5 Dominant Themes in the Discussion
| # | Theme | Summary | Supporting Quote |
|---|---|---|---|
| 1 | Mac cost vs. performance – Many argue modern Macs (especially M‑series) give great performance for a price that’s still higher than comparable Windows machines, yet the price‑performance trade‑off is increasingly accepted. | “Macs are too expensive for the same performance/ram, and Linux still can’t run proper creative software.” — jacooper | |
| 2 | Linux’s creative‑software gap – Despite solid kernel performance, Linux still lacks native, industry‑standard creative tools (Adobe suite, professional video editors), keeping professionals on macOS or Windows. | “There, fixed it for you. It’s not like Linux is the blocker here.” — maxnoe | |
| 3 | Gaming limitations on Linux – A huge portion of the gaming market (AAA titles, anti‑cheat‑protected games) still refuses to run on Linux, making it a secondary OS for most gamers. | “Turns out, a lot of people do exactly that.

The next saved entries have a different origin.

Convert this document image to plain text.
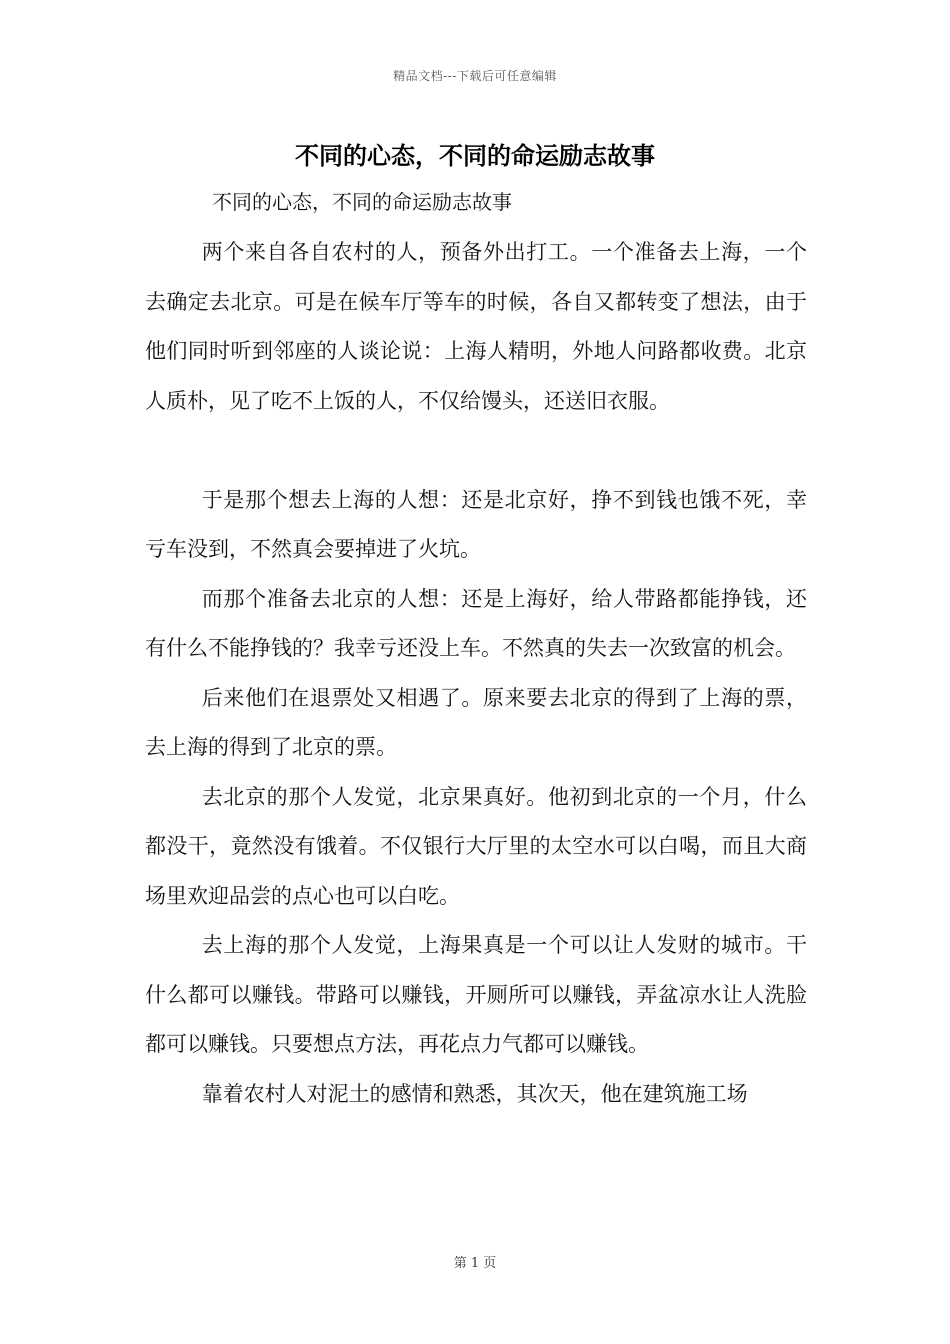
精品文档---下载后可任意编辑
不同的心态，不同的命运励志故事
不同的心态，不同的命运励志故事

两个来自各自农村的人，预备外出打工。一个准备去上海，一个去确定去北京。可是在候车厅等车的时候，各自又都转变了想法，由于他们同时听到邻座的人谈论说：上海人精明，外地人问路都收费。北京人质朴，见了吃不上饭的人，不仅给馒头，还送旧衣服。

于是那个想去上海的人想：还是北京好，挣不到钱也饿不死，幸亏车没到，不然真会要掉进了火坑。

而那个准备去北京的人想：还是上海好，给人带路都能挣钱，还有什么不能挣钱的？我幸亏还没上车。不然真的失去一次致富的机会。

后来他们在退票处又相遇了。原来要去北京的得到了上海的票，去上海的得到了北京的票。

去北京的那个人发觉，北京果真好。他初到北京的一个月，什么都没干，竟然没有饿着。不仅银行大厅里的太空水可以白喝，而且大商场里欢迎品尝的点心也可以白吃。

去上海的那个人发觉，上海果真是一个可以让人发财的城市。干什么都可以赚钱。带路可以赚钱，开厕所可以赚钱，弄盆凉水让人洗脸都可以赚钱。只要想点方法，再花点力气都可以赚钱。

靠着农村人对泥土的感情和熟悉，其次天，他在建筑施工场

第 1 页
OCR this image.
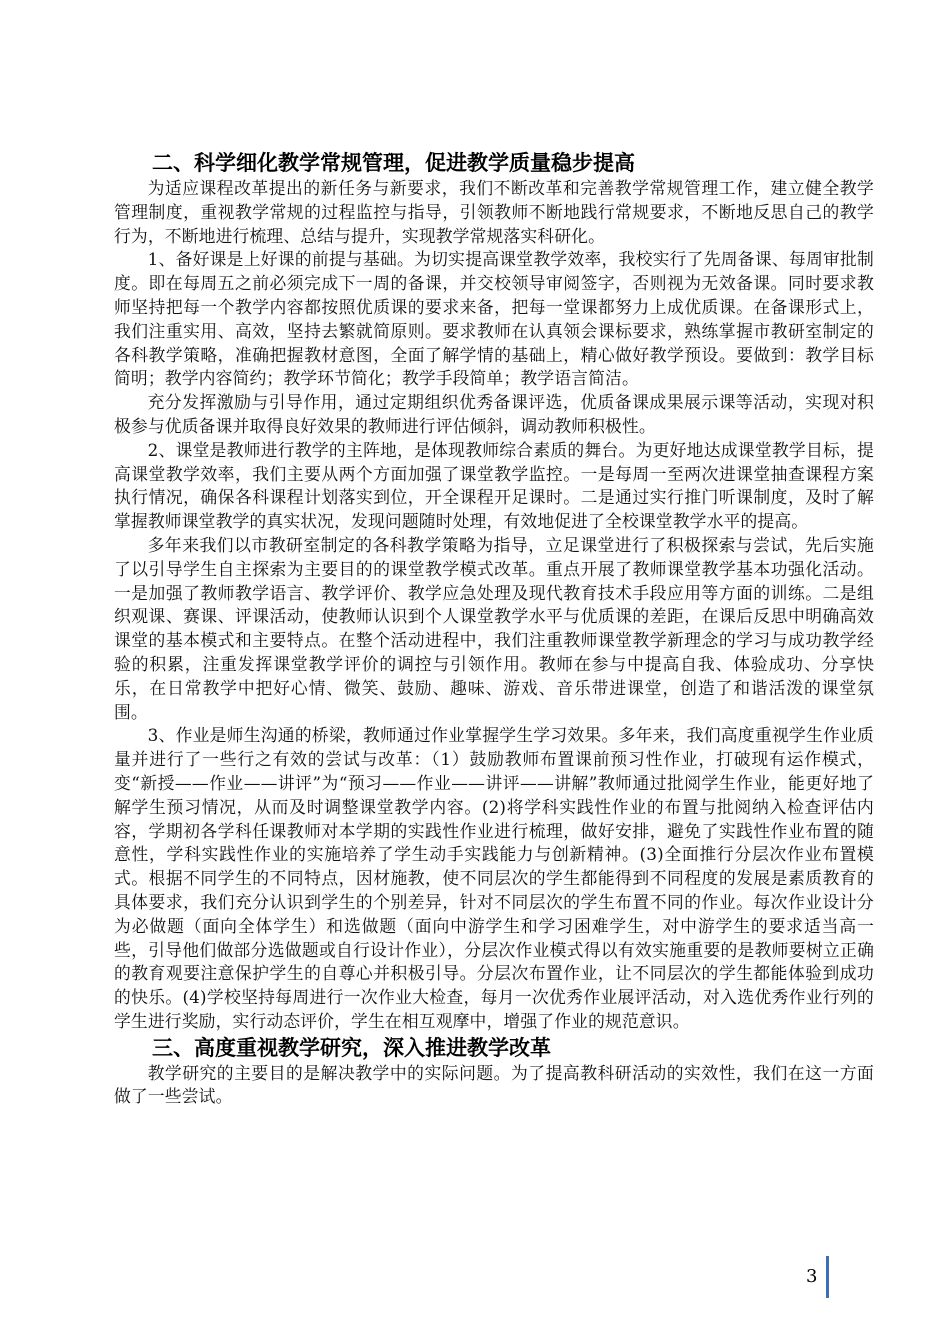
二、科学细化教学常规管理，促进教学质量稳步提高

为适应课程改革提出的新任务与新要求，我们不断改革和完善教学常规管理工作，建立健全教学管理制度，重视教学常规的过程监控与指导，引领教师不断地践行常规要求，不断地反思自己的教学行为，不断地进行梳理、总结与提升，实现教学常规落实科研化。

1、备好课是上好课的前提与基础。为切实提高课堂教学效率，我校实行了先周备课、每周审批制度。即在每周五之前必须完成下一周的备课，并交校领导审阅签字，否则视为无效备课。同时要求教师坚持把每一个教学内容都按照优质课的要求来备，把每一堂课都努力上成优质课。在备课形式上，我们注重实用、高效，坚持去繁就简原则。要求教师在认真领会课标要求，熟练掌握市教研室制定的各科教学策略，准确把握教材意图，全面了解学情的基础上，精心做好教学预设。要做到：教学目标简明；教学内容简约；教学环节简化；教学手段简单；教学语言简洁。

充分发挥激励与引导作用，通过定期组织优秀备课评选，优质备课成果展示课等活动，实现对积极参与优质备课并取得良好效果的教师进行评估倾斜，调动教师积极性。

2、课堂是教师进行教学的主阵地，是体现教师综合素质的舞台。为更好地达成课堂教学目标，提高课堂教学效率，我们主要从两个方面加强了课堂教学监控。一是每周一至两次进课堂抽查课程方案执行情况，确保各科课程计划落实到位，开全课程开足课时。二是通过实行推门听课制度，及时了解掌握教师课堂教学的真实状况，发现问题随时处理，有效地促进了全校课堂教学水平的提高。

多年来我们以市教研室制定的各科教学策略为指导，立足课堂进行了积极探索与尝试，先后实施了以引导学生自主探索为主要目的的课堂教学模式改革。重点开展了教师课堂教学基本功强化活动。一是加强了教师教学语言、教学评价、教学应急处理及现代教育技术手段应用等方面的训练。二是组织观课、赛课、评课活动，使教师认识到个人课堂教学水平与优质课的差距，在课后反思中明确高效课堂的基本模式和主要特点。在整个活动进程中，我们注重教师课堂教学新理念的学习与成功教学经验的积累，注重发挥课堂教学评价的调控与引领作用。教师在参与中提高自我、体验成功、分享快乐，在日常教学中把好心情、微笑、鼓励、趣味、游戏、音乐带进课堂，创造了和谐活泼的课堂氛围。

3、作业是师生沟通的桥梁，教师通过作业掌握学生学习效果。多年来，我们高度重视学生作业质量并进行了一些行之有效的尝试与改革：（1）鼓励教师布置课前预习性作业，打破现有运作模式，变“新授——作业——讲评”为“预习——作业——讲评——讲解”教师通过批阅学生作业，能更好地了解学生预习情况，从而及时调整课堂教学内容。(2)将学科实践性作业的布置与批阅纳入检查评估内容，学期初各学科任课教师对本学期的实践性作业进行梳理，做好安排，避免了实践性作业布置的随意性，学科实践性作业的实施培养了学生动手实践能力与创新精神。(3)全面推行分层次作业布置模式。根据不同学生的不同特点，因材施教，使不同层次的学生都能得到不同程度的发展是素质教育的具体要求，我们充分认识到学生的个别差异，针对不同层次的学生布置不同的作业。每次作业设计分为必做题（面向全体学生）和选做题（面向中游学生和学习困难学生，对中游学生的要求适当高一些，引导他们做部分选做题或自行设计作业），分层次作业模式得以有效实施重要的是教师要树立正确的教育观要注意保护学生的自尊心并积极引导。分层次布置作业，让不同层次的学生都能体验到成功的快乐。(4)学校坚持每周进行一次作业大检查，每月一次优秀作业展评活动，对入选优秀作业行列的学生进行奖励，实行动态评价，学生在相互观摩中，增强了作业的规范意识。

三、高度重视教学研究，深入推进教学改革

教学研究的主要目的是解决教学中的实际问题。为了提高教科研活动的实效性，我们在这一方面做了一些尝试。

3
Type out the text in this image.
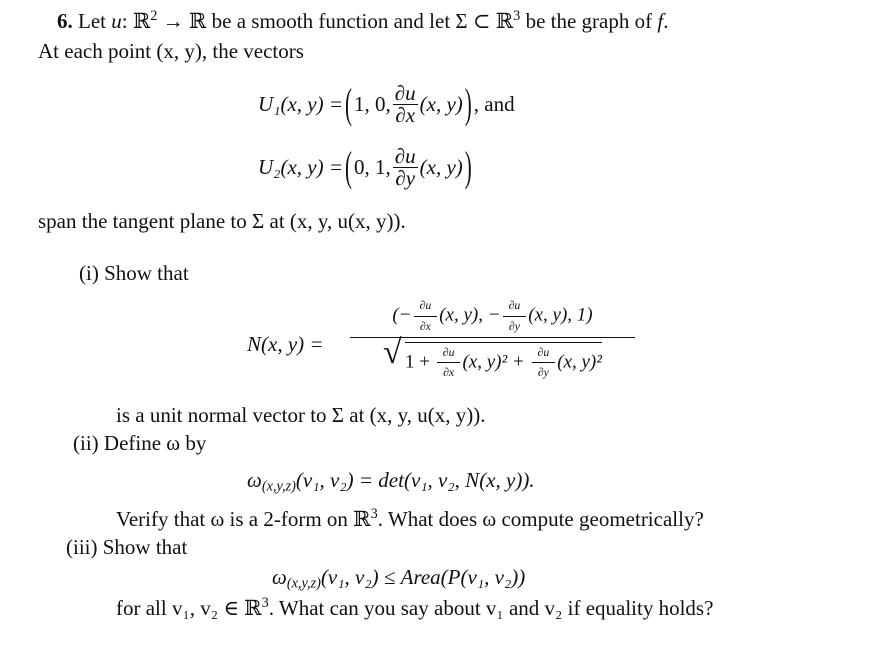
6. Let u: ℝ$^2$ → ℝ be a smooth function and let Σ ⊂ ℝ$^3$ be the graph of f.
At each point (x, y), the vectors
U₁(x, y) = ( 1, 0, $\frac{\partial u}{\partial x} (x$, y) ) , and
U₂(x, y) = ( 0, 1, $\frac{\partial u}{\partial y} (x$, y) )
span the tangent plane to Σ at (x, y, u(x, y)).
(i) Show that
N(x, $y) = \frac{(- \frac{\partial u}{\partial x} (x, y), - \frac{\partial u}{\partial y} (x, y), 1)}{√ 1 + \frac{\partial u}{\partial x} (x, y)^2 + \frac{\partial u}{\partial y} (x, y)^2}$
is a unit normal vector to Σ at (x, y, u(x, y)).
(ii) Define ω by
$\omega_{(x,y,z)}(v_1$, v₂) = det(v₁, v₂, N(x, y)).
Verify that ω is a 2-form on ℝ$^3$. What does ω compute geometrically?
(iii) Show that
$\omega_{(x,y,z)}(v_1$, v₂) ≤ Area(P(v₁, v₂))
for all v₁, v₂ ∈ ℝ$^3$. What can you say about v₁ and v₂ if equality holds?
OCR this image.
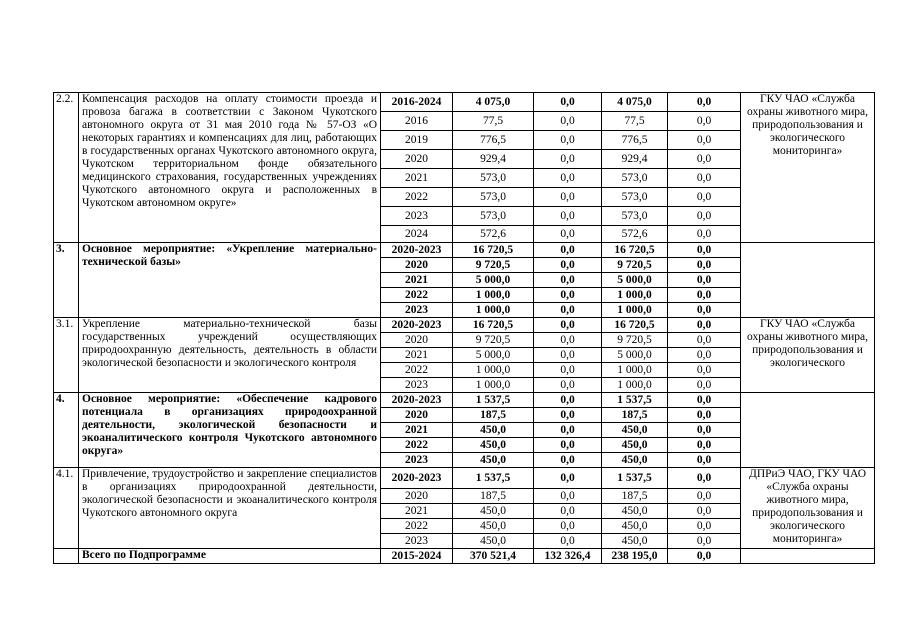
2.2.	Компенсация расходов на оплату стоимости проезда и провоза багажа в соответствии с Законом Чукотского автономного округа от 31 мая 2010 года № 57-ОЗ «О некоторых гарантиях и компенсациях для лиц, работающих в государственных органах Чукотского автономного округа, Чукотском территориальном фонде обязательного медицинского страхования, государственных учреждениях Чукотского автономного округа и расположенных в Чукотском автономном округе»	2016-2024	4 075,0	0,0	4 075,0	0,0	ГКУ ЧАО «Служба охраны животного мира, природопользования и экологического мониторинга»

		2016	77,5	0,0	77,5	0,0	
		2019	776,5	0,0	776,5	0,0	
		2020	929,4	0,0	929,4	0,0	
		2021	573,0	0,0	573,0	0,0	
		2022	573,0	0,0	573,0	0,0	
		2023	573,0	0,0	573,0	0,0	
		2024	572,6	0,0	572,6	0,0	
3.	Основное мероприятие: «Укрепление материально-технической базы»	2020-2023	16 720,5	0,0	16 720,5	0,0	

		2020	9 720,5	0,0	9 720,5	0,0	
		2021	5 000,0	0,0	5 000,0	0,0	
		2022	1 000,0	0,0	1 000,0	0,0	
		2023	1 000,0	0,0	1 000,0	0,0	
3.1.	Укрепление материально-технической базы государственных учреждений осуществляющих природоохранную деятельность, деятельность в области экологической безопасности и экологического контроля	2020-2023	16 720,5	0,0	16 720,5	0,0	ГКУ ЧАО «Служба охраны животного мира, природопользования и экологического

		2020	9 720,5	0,0	9 720,5	0,0	
		2021	5 000,0	0,0	5 000,0	0,0	
		2022	1 000,0	0,0	1 000,0	0,0	
		2023	1 000,0	0,0	1 000,0	0,0	
4.	Основное мероприятие: «Обеспечение кадрового потенциала в организациях природоохранной деятельности, экологической безопасности и экоаналитического контроля Чукотского автономного округа»	2020-2023	1 537,5	0,0	1 537,5	0,0	

		2020	187,5	0,0	187,5	0,0	
		2021	450,0	0,0	450,0	0,0	
		2022	450,0	0,0	450,0	0,0	
		2023	450,0	0,0	450,0	0,0	
4.1.	Привлечение, трудоустройство и закрепление специалистов в организациях природоохранной деятельности, экологической безопасности и экоаналитического контроля Чукотского автономного округа	2020-2023	1 537,5	0,0	1 537,5	0,0	ДПРиЭ ЧАО, ГКУ ЧАО «Служба охраны животного мира, природопользования и экологического мониторинга»

		2020	187,5	0,0	187,5	0,0	
		2021	450,0	0,0	450,0	0,0	
		2022	450,0	0,0	450,0	0,0	
		2023	450,0	0,0	450,0	0,0	
	Всего по Подпрограмме	2015-2024	370 521,4	132 326,4	238 195,0	0,0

Hundreds of millions of people play CoD, Fortnite, Battlefield, Apex and many many other games which won’t work on Linux at all.” — carlosjobim | |
| 4 | Windows enshittification – Microsoft is seen as progressively user‑hostile: forced ads, telemetry, and relentless feature churn erode trust and push users toward alternatives. | “The only way this gets better is if the user gets to choose between an OS with ads, lock‑in, telemetry etc. and then one with none of that.” — jeppester | |
| 5 | Multi‑OS pragmatism – Many users run a mixture of Windows, macOS, iOS, and Linux, selecting the platform that best fits each task rather than committing to a single “one‑size‑fits‑all” OS. | “I use a blend of Windows, macOS, iOS and Linux. Each is good at its own thing.” — bob1029 |
All quotes are taken verbatim from the Hacker News thread, with HTML entities corrected and presented in markdown.